Every night most of us find ourselves huddled over computer, iPad or smartphone screens. But did you know that the blue light flickering from those digital devices could be damaging your eyesight? Current research indicates that prolonged exposure to blue light, used in electronics and efficient lighting, could increase your chances of developing vision problems. Here’s a primer to understand blue light and what you can do about it.
What is blue light?
Sunlight is made up of all the lights in the colors of the rainbow; they all combine to make the white light we see. Blue light has shorter wavelengths than colors on the red spectrum, but more energy. Sunlight is the biggest source of blue light, but other sources include: fluorescent light, CFL (compact fluorescent light) bulbs, LED light, flat screen LED televisions and computer monitors, smart phones, and tablet screens.
Positive effects of blue light
Not all blue light is bad. In fact, it has many positive effects, including making us more alert and increasing our reaction time and mood. All of this is great during daylight hours, but scientists are now starting to worry about prolonged exposure to blue light at night, as it disrupts our biological clocks, keeping us alert when we should be powering down and going to sleep. How often have you found yourself past your bedtime, staring at a phone, computer or iPad? A lack of sleep could also lead to all kinds of health issues, ranging from depression to diabetes or heart disease.
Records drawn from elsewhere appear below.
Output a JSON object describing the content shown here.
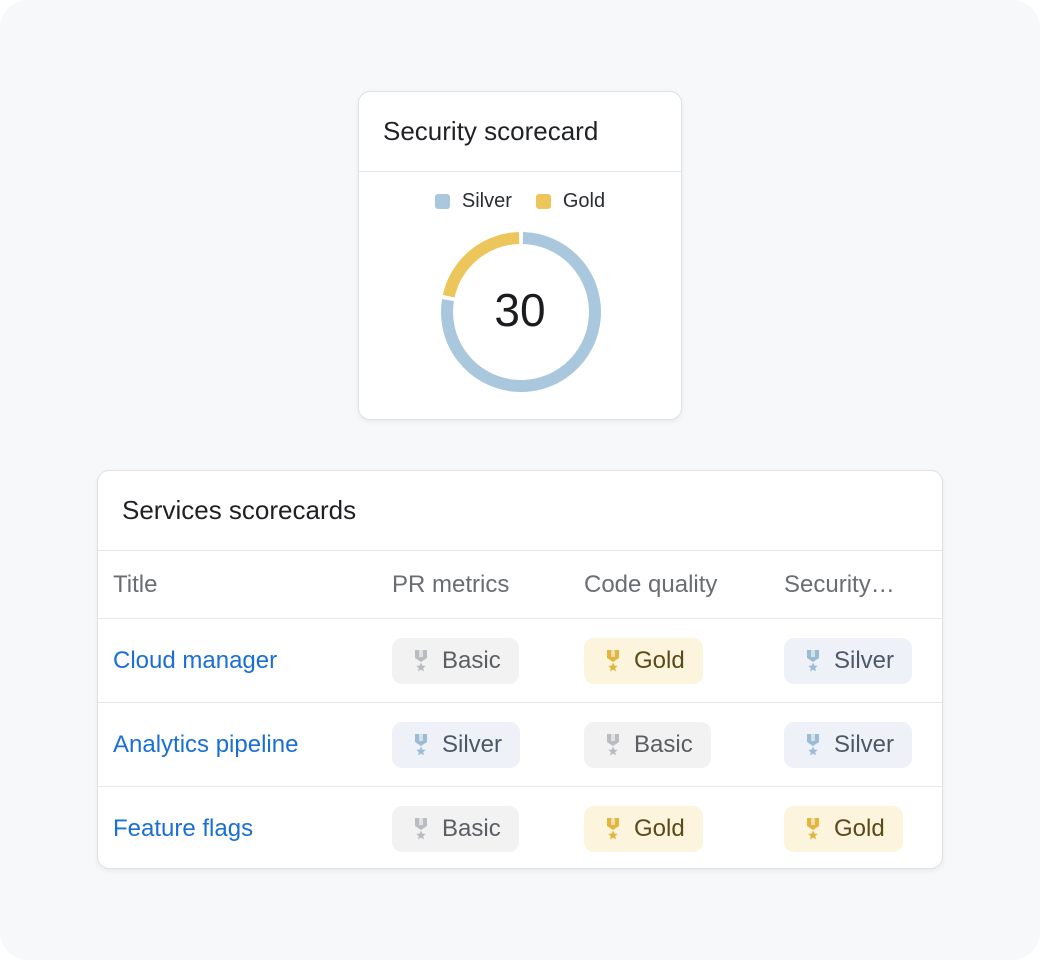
{
  "security_card": {
    "title": "Security scorecard",
    "legend": [
      {
        "label": "Silver",
        "color": "#a9c7dd"
      },
      {
        "label": "Gold",
        "color": "#ecc55b"
      }
    ],
    "total": "30",
    "segments": [
      {
        "name": "Gold",
        "fraction": 0.22,
        "color": "#ecc55b"
      },
      {
        "name": "Silver",
        "fraction": 0.78,
        "color": "#a9c7dd"
      }
    ]
  },
  "services_card": {
    "title": "Services scorecards",
    "columns": [
      "Title",
      "PR metrics",
      "Code quality",
      "Security…"
    ],
    "rows": [
      {
        "title": "Cloud manager",
        "levels": [
          "Basic",
          "Gold",
          "Silver"
        ]
      },
      {
        "title": "Analytics pipeline",
        "levels": [
          "Silver",
          "Basic",
          "Silver"
        ]
      },
      {
        "title": "Feature flags",
        "levels": [
          "Basic",
          "Gold",
          "Gold"
        ]
      }
    ]
  },
  "level_colors": {
    "Basic": "#b9bcc1",
    "Gold": "#e2b53f",
    "Silver": "#9cbcd6"
  }
}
Eye Strain and macular degeneration
But aside from robbing us of sleep, scientists are now worried about the effect on eyes. It’s commonly accepted that blue light causes eye strain, but a recent study from the University of Toledo pinpoints how blue light coming from electronic devices can potentially lead to macular degeneration, a major cause of vision loss in the U.S., according to PreventBlindness.org.
Tips for protecting your eyes from blue light damage:
– If you need a night light, choose a red light. Red light, of all the colored lights, poses the least risk to alter the body’s biological clock and interrupt sleep cycles.
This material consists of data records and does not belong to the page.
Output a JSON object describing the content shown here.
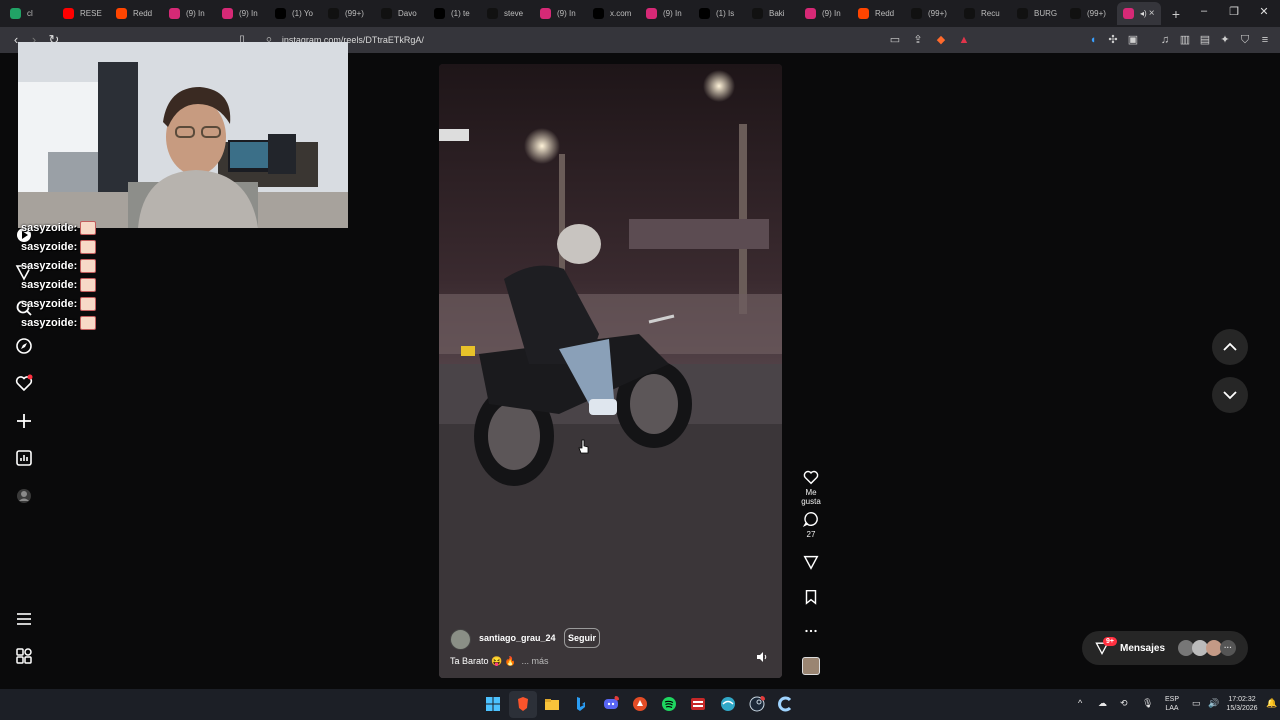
{
  "browser": {
    "tabs": [
      {
        "label": "cl",
        "icon": "spreadsheet-icon",
        "color": "#21a366"
      },
      {
        "label": "RESE",
        "icon": "youtube-icon",
        "color": "#ff0000"
      },
      {
        "label": "Redd",
        "icon": "reddit-icon",
        "color": "#ff4500"
      },
      {
        "label": "(9) In",
        "icon": "instagram-icon",
        "color": "#d62976"
      },
      {
        "label": "(9) In",
        "icon": "instagram-icon",
        "color": "#d62976"
      },
      {
        "label": "(1) Yo",
        "icon": "x-icon",
        "color": "#000000"
      },
      {
        "label": "(99+)",
        "icon": "tiktok-icon",
        "color": "#111111"
      },
      {
        "label": "Davo",
        "icon": "tiktok-icon",
        "color": "#111111"
      },
      {
        "label": "(1) te",
        "icon": "x-icon",
        "color": "#000000"
      },
      {
        "label": "steve",
        "icon": "tiktok-icon",
        "color": "#111111"
      },
      {
        "label": "(9) In",
        "icon": "instagram-icon",
        "color": "#d62976"
      },
      {
        "label": "x.com",
        "icon": "x-icon",
        "color": "#000000"
      },
      {
        "label": "(9) In",
        "icon": "instagram-icon",
        "color": "#d62976"
      },
      {
        "label": "(1) Is",
        "icon": "x-icon",
        "color": "#000000"
      },
      {
        "label": "Baki",
        "icon": "tiktok-icon",
        "color": "#111111"
      },
      {
        "label": "(9) In",
        "icon": "instagram-icon",
        "color": "#d62976"
      },
      {
        "label": "Redd",
        "icon": "reddit-icon",
        "color": "#ff4500"
      },
      {
        "label": "(99+)",
        "icon": "tiktok-icon",
        "color": "#111111"
      },
      {
        "label": "Recu",
        "icon": "tiktok-icon",
        "color": "#111111"
      },
      {
        "label": "BURG",
        "icon": "tiktok-icon",
        "color": "#111111"
      },
      {
        "label": "(99+)",
        "icon": "tiktok-icon",
        "color": "#111111"
      }
    ],
    "active_tab_close": "×",
    "new_tab": "+",
    "url": "instagram.com/reels/DTtraETkRgA/"
  },
  "chat": {
    "username": "sasyzoide:",
    "line_count_visible": 6
  },
  "reel": {
    "author": "santiago_grau_24",
    "follow_label": "Seguir",
    "caption": "Ta Barato 😝 🔥",
    "more_label": "... más",
    "like_label": "Me gusta",
    "comment_count": "27"
  },
  "messages": {
    "label": "Mensajes",
    "badge": "9+"
  },
  "taskbar": {
    "lang_top": "ESP",
    "lang_bottom": "LAA",
    "time": "17:02:32",
    "date": "15/3/2026",
    "icons": [
      "windows-start-icon",
      "brave-icon",
      "file-explorer-icon",
      "bing-icon",
      "discord-icon",
      "app-icon",
      "spotify-icon",
      "app-icon",
      "browser-icon",
      "steam-icon",
      "app-icon"
    ]
  },
  "colors": {
    "accent_blue": "#0095f6",
    "instagram_red": "#ff3040"
  }
}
– Adjust your phone and computer screen settings: Try features like Apple’s Night Shift, which uses the clock and geolocation of your iOS device to determine when it’s sunset in your location. Then it automatically shifts the colors of your display to warmer colors. In the morning, it returns the display to its regular settings. Here are directions on how to activate it.
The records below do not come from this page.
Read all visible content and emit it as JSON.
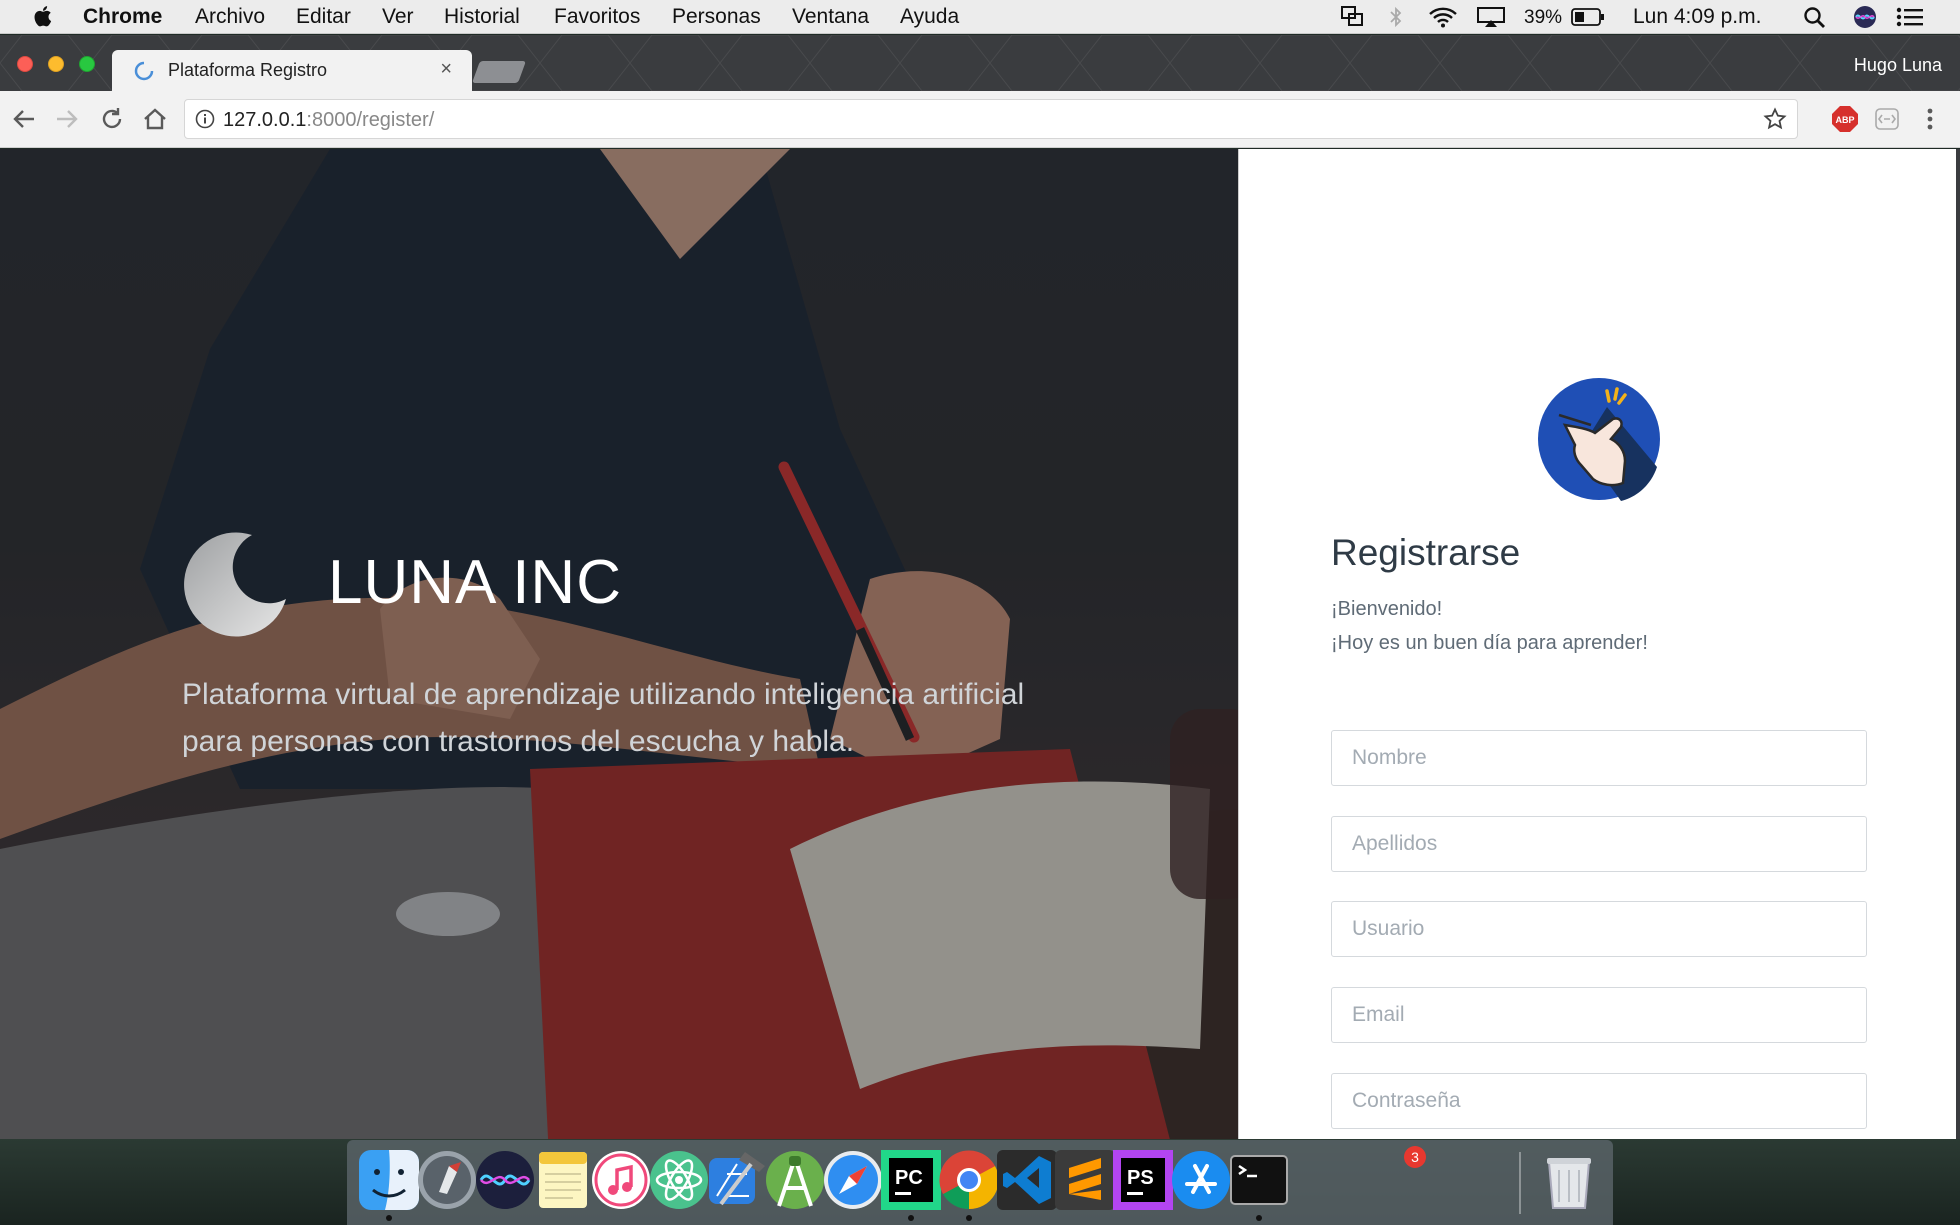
{
  "menubar": {
    "app_name": "Chrome",
    "items": [
      "Archivo",
      "Editar",
      "Ver",
      "Historial",
      "Favoritos",
      "Personas",
      "Ventana",
      "Ayuda"
    ],
    "battery_percent": "39%",
    "clock": "Lun 4:09 p.m."
  },
  "browser": {
    "tab_title": "Plataforma Registro",
    "tab_close": "×",
    "profile_name": "Hugo Luna",
    "url_host": "127.0.0.1",
    "url_rest": ":8000/register/",
    "abp_label": "ABP"
  },
  "hero": {
    "brand_name": "LUNA INC",
    "description_line1": "Plataforma virtual de aprendizaje utilizando inteligencia artificial",
    "description_line2": "para personas con trastornos del escucha y habla."
  },
  "register": {
    "title": "Registrarse",
    "welcome_line1": "¡Bienvenido!",
    "welcome_line2": "¡Hoy es un buen día para aprender!",
    "fields": {
      "nombre_placeholder": "Nombre",
      "apellidos_placeholder": "Apellidos",
      "usuario_placeholder": "Usuario",
      "email_placeholder": "Email",
      "password_placeholder": "Contraseña"
    }
  },
  "dock": {
    "apps": [
      "finder-icon",
      "launchpad-icon",
      "siri-icon",
      "notes-icon",
      "itunes-icon",
      "atom-icon",
      "xcode-icon",
      "android-studio-icon",
      "safari-icon",
      "pycharm-icon",
      "chrome-icon",
      "vscode-icon",
      "sublime-icon",
      "phpstorm-icon",
      "app-store-icon",
      "terminal-icon",
      "trash-icon"
    ],
    "app_store_badge": "3",
    "pycharm_label": "PC",
    "phpstorm_label": "PS"
  },
  "colors": {
    "panel_title": "#2f3b46",
    "avatar_bg": "#1f4fb5",
    "field_border": "#d5d9dd",
    "placeholder": "#a3abb3"
  }
}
– About 2-3 hours before bed time, try to avoid looking at bright screens
– If that’s not an option–you work a night shift, have to be on a device for work, school, gaming or whatever, consider installing an app that filters blue/green wavelength at night.
– Wear Protective Eyewear: They now have specially designed Gamer/Computer Eyewear Glasses, designed to protect your eyes. They’re available from $10 to $87 in retail outlets such as Amazon and Bloomingdales. They even come with reader or prescription lenses.